Parayı dövizde ve altında tutmanın en önemli sebebi ise Türk Lirasının iktidarca uygulanan enflasyonist politikalar yüzünden hızla değer kaybetmesi. Parayı Türk Lirası olarak yastık altında tutarsan yılda en az yüzde 15 – 20 değer kaybedeceğini herkes biliyor ve gelecekte de böyle olacağını öngörüyor.
Birde parasını, servetini, birikimini kayıt altına almak, maliyeye ifşa etmek istemeyen vergi memurlarının radarına girmek istemeyen bir kesim var ki bu kesimi zaten ikna etmek hiç mümkün değil.
Malum erkekler biraz hovardadır, parayı kolay harcar, riskli mali işlere kolay girer, bu yüzden bizim gelenek ve kültürümüzde düğünde dernekte altın kadınlara takılır. Bu altın takı meselesi aslında dar günde kadının ve ailenin ele güne muhtaç olmasını engellemeyi amaçlayan kültürel bir davranış biçimidir. Kadının kolundan bileziğini, boynundan beşibiryerdesini kocası bile kolay kolay alamazken hükümet nasıl alacak?
Tarih boyunca ekonomik sorunlar ile karşılaşan birçok iktidar halkın elindeki altınlara göz dikmiştir, size bunlardan bir kaçını kısaca sayayım:
Executive Order 6102, Franklin Roosevelt tarafından 5 Nisan 1933’de çıkartılmış ve Amerikan vatandaşlarının altın para, külçe ve sertifika bulundurmasını, saklamasını yasaklayan kanun hükmünde kararnamedir. Bu kararnameye göre, bütün Amerikan vatandaşları 25 gün içinde yani 1 Mayıs 1933 tarihine kadar ellerinde bulunan bütün altın varlıkları Fed’e onsu 20.67 dolardan teslim etmek zorundaydı. Bu süre zarfından sonra elinde altın bulundurmanın cezası 10 bin dolar ( bugünün parası ile 200.000$) ve beş yıldan on yıla kadar hapis cezası idi.

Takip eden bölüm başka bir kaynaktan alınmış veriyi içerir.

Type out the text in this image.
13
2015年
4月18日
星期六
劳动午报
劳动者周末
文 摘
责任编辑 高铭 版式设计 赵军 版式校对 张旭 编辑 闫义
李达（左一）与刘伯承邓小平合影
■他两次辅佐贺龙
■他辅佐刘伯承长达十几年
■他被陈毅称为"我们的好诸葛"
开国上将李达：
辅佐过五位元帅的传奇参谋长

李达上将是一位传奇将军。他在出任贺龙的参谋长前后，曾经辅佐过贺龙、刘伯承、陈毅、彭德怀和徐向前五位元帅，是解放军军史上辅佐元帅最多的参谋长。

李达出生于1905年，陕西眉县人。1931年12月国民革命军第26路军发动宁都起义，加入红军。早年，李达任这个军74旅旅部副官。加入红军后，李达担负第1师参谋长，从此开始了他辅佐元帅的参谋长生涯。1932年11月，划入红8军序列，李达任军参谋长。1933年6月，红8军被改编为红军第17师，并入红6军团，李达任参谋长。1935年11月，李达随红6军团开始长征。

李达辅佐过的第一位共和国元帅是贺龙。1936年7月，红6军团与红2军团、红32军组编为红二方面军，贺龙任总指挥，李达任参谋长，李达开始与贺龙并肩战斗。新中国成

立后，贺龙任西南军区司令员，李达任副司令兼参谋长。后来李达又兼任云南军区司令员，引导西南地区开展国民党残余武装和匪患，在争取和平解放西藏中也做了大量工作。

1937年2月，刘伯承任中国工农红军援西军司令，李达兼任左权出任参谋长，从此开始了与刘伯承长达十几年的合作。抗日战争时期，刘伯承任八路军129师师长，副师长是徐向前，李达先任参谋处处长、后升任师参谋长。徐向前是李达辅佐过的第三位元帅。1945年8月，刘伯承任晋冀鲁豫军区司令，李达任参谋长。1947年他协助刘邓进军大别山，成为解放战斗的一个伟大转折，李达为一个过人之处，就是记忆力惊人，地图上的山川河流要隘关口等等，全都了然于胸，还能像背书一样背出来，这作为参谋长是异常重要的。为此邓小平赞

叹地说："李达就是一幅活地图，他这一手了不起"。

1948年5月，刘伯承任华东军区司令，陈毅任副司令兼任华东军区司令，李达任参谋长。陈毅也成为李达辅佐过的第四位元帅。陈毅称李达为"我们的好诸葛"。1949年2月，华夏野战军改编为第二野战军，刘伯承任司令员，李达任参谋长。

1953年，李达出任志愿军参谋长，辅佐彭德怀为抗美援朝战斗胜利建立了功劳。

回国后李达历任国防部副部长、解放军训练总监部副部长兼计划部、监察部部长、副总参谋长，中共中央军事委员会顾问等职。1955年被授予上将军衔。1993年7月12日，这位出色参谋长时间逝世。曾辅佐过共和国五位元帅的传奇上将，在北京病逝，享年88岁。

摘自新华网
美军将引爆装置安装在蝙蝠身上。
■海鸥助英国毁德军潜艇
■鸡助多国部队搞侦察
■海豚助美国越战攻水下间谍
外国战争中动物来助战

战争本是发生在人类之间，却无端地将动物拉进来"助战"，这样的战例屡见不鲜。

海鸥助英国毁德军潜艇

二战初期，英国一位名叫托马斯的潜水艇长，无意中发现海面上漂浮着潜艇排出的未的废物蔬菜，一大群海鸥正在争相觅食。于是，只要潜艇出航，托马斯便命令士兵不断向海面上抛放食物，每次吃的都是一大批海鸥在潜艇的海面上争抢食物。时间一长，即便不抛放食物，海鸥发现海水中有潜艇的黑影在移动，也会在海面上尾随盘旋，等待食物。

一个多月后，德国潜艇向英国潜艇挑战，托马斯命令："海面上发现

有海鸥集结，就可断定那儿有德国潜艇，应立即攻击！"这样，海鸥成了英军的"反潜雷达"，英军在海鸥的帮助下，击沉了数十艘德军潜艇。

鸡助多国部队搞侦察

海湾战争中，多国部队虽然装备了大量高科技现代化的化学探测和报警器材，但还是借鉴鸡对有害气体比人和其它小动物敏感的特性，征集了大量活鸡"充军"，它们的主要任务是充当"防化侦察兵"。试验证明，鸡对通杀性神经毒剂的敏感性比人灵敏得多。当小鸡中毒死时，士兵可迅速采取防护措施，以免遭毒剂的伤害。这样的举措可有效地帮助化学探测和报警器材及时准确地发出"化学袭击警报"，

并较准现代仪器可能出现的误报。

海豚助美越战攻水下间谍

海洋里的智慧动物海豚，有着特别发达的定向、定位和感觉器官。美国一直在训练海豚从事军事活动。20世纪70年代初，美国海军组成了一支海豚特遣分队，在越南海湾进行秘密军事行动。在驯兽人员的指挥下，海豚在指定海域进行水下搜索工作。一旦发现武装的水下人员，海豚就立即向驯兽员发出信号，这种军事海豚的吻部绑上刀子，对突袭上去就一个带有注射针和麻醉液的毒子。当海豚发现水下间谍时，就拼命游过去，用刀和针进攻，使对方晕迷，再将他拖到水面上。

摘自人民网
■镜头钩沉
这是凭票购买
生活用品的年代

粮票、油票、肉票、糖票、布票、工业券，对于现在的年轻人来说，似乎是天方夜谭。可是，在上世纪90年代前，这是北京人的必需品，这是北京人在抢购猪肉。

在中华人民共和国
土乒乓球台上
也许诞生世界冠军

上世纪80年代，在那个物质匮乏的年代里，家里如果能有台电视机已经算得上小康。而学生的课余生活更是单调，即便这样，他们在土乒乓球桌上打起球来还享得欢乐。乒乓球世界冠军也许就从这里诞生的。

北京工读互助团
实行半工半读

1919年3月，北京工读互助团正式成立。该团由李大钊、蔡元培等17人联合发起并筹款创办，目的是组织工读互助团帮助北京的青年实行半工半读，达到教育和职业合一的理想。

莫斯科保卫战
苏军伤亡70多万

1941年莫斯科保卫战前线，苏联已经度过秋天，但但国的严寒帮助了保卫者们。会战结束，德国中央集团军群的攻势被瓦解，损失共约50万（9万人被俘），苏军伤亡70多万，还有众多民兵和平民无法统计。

Bütün altın hükümet tarafından toplandıktan ve halkın eline kâğıt dolarlar tutuşturulduktan kısa bir süre sonra fed altının satış fiyatını 35 $/Ons seviyesine çekerek, bir nevi halkın elindeki doların değerini %41 devalue etmiş oldu.
Roosevelt’in bu kararnameyi çıkartmasının sebebi o yıl yaşanan büyük banka panikleriydi. spekülatörler ve halk bankacılık sistemine güvenini kaybetmiş ve ellerindeki doları altın ile değiştirmek istiyorlardı. Bu durum fed’in altın rezervlerin ciddi şekilde tehdit eder duruma gelmesi nedeniyle bu kararname çıkartılmıştı.
Bir başka örnek ise: Milletler Cemiyeti, 18 Kasım 1935’te Habeşistan’a saldıran İtalya’ya yaptırım uygulamaya karar verince Mussolini kadınları bir kere daha özveriye çağırdı. 2 Aralık 1935’te “Altın Günü” diye bir şey uydurup İtalyan kadınların altın yüzüklerini istedi. Kadınlara, yüzüklerini Duçe’ye vererek faşizmle evlilik yaptıkları söylendi, yerine demir yüzükler verildi. Kadınlar Roma’da 250.000, Milano’da 180.000 yüzük vermişti. Ancak savaş için toplanan altının önemli bir bölümü iktidar mensuplarınca aşırıldı.
Sonuç olarak mali açıdan sıkışan devletler altını, gümüşü alıp insanların eline kâğıt para tutuşturmayı pek severler de halkı buna razı etmek kolay değildir.